Example ADAC: How are car seats tested?

The child seat test is carried out by a consortium of different mobility clubs and consumer organisations (ADAC, ÖAMTC, TCS, Stiftung Warentest) once or twice a year. The mobility clubs and consumer protection organizations publish the test results. The German automobile club ADAC tests car seats and infant car seats from each group in front and side impact collisions. The front impact simulates a car front impact test with 64 km/h whereas the side impact is simulating a car side impact test with 50 km/h. Depending on the weight category, dummies of varying sizes are used in various crash situations to simulate the effects of an accident on children of differing ages and weights as accurately as possible. In addition to the crash test, further tests are carried out to evaluate the safety of the child seats with regards to misuse potential, handling, ergonomic design, cleaning properties, workmanship and the presence of harmful substances. The car seats are also tested in everyday use with real children and parents.
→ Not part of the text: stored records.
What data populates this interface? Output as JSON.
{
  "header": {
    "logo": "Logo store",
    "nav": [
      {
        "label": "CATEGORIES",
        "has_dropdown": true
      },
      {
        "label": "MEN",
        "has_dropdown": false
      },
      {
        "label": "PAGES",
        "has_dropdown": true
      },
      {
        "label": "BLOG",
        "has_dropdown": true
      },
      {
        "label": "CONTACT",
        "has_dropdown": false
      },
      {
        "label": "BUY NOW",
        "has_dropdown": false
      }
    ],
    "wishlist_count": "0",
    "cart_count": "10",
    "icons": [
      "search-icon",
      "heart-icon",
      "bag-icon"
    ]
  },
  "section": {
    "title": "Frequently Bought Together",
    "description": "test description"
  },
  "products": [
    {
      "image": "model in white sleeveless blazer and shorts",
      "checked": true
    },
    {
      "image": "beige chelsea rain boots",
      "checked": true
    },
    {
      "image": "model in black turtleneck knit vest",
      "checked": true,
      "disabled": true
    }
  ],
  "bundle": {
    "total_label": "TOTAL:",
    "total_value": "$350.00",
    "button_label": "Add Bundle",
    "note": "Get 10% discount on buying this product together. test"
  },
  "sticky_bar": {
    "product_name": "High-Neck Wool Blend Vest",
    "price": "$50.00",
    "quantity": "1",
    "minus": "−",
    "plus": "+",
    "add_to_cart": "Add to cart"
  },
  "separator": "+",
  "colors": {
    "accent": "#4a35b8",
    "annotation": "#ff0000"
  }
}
Why is testing a car seat so important?

The test criteria of e.g. the ADAC test are far stricter than the requirements of the standards and are constantly being tightened. Accordingly, the acceptable critical values and categories are under constant review. 2011, for example, saw the implementation of tests for harmful substances in car seats. Therefore, tests of this kind make a significant contribution to enhance the safety of car seats and infant car seats over time.